Come costruisce i suoi personaggi?

“Devi averli sempre ben in mente. Ce n’è sempre uno che è un po’ più vicino a te, ma comunque non sei tu. Io di solito voglio molto bene al protagonista, perché ha le mie stesse difficoltà, però è molto più coraggioso, perché fa delle scelte che non farei mai. Anche gli antagonisti, però, devono essere forti e assolutamente dignitosi. In generale quando costruisco un personaggio ho in testa una persona, o un tipo di persona, e la descrivo. Faccio un collage di cose vere e presunte e creo il personaggio, che deve diventare coerente con se stesso. Non puoi fargli fare cose incongruenti con il carattere che gli hai dato.
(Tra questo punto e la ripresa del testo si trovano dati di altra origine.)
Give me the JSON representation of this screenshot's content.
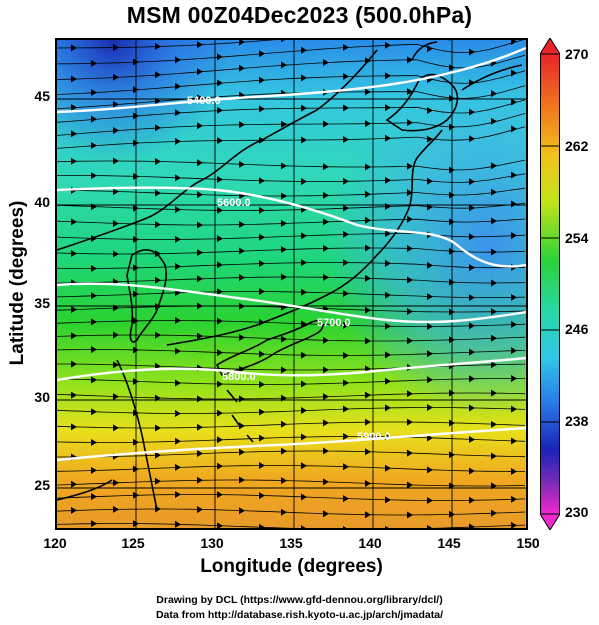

Un escamotage che odio è quello di far ubriacare i personaggi per fargli fare cose che altrimenti non farebbero, significa essere davvero a corto di idee”.

I social network hanno cambiato in qualche modo il tuo rapporto con i lettori?
“Tantissimo. Nel 2005 quando è uscito Mi piaci da morire ho aperto un blog in cui scrivevo post sulla vita quotidiana. All’epoca ebbe una grande eco e sono diventata amica di molti lettori, ci continuiamo a vedere ancora oggi. Poi è arrivato Facebook e ha creato un rapporto continuo e assoluto, ha azzerato tutti i passaggi. I lettori adesso ti scrivono e basta, senza passare dalla casa editrice o cercare la tua email, ti dicono cosa pensano senza filtri. E questo mi dà il polso di quello che scrivo. Ogni tanto mi contattano delle ragazzine che dicono di non aver mai letto un libro prima dei miei e di non aver più smesso di leggere. Oppure dopo l’ultimo romanzo, Non perdiamoci di vista [Garzanti, 2019 NdR], che parla di un gruppo di amici cresciuto negli anni Ottanta, mi scrivono quelli della mia età.

Da quale aspetto un aspirante scrittore dovrebbe partire per scrivere un romanzo con una trama realistica come le sue?

“Dall’essere onesto e dall’essere umile, non bisogna compiacersi troppo di quello che si ha scritto, perché qualcun altro lo avrà scritto meglio. E, nel testo, essere semplici, non fare tanti esercizi di stile, mantenersi immediati: avere ben chiaro che cosa si vuole raccontare. E poi si deve stare attenti a non scrivere la propria biografia: anche questo è un possibile errore, perché all’inizio si cerca di raccontare la propria storia, però se si vuole avere una lunga carriera ci saranno tanti altri libri da scrivere, e sarebbe un peccato bruciare tutto subito”. 

Se dovesse dare un unico consiglio a un aspirante scrittore, quale sarebbe? 

“Leggere buoni libri. Intanto i classici e, specialmente se ha in mente un genere particolare, i maestri di quel genere. Più ne leggi, più impari, la tecnica la assorbi anche senza dover studiare o fare corsi”.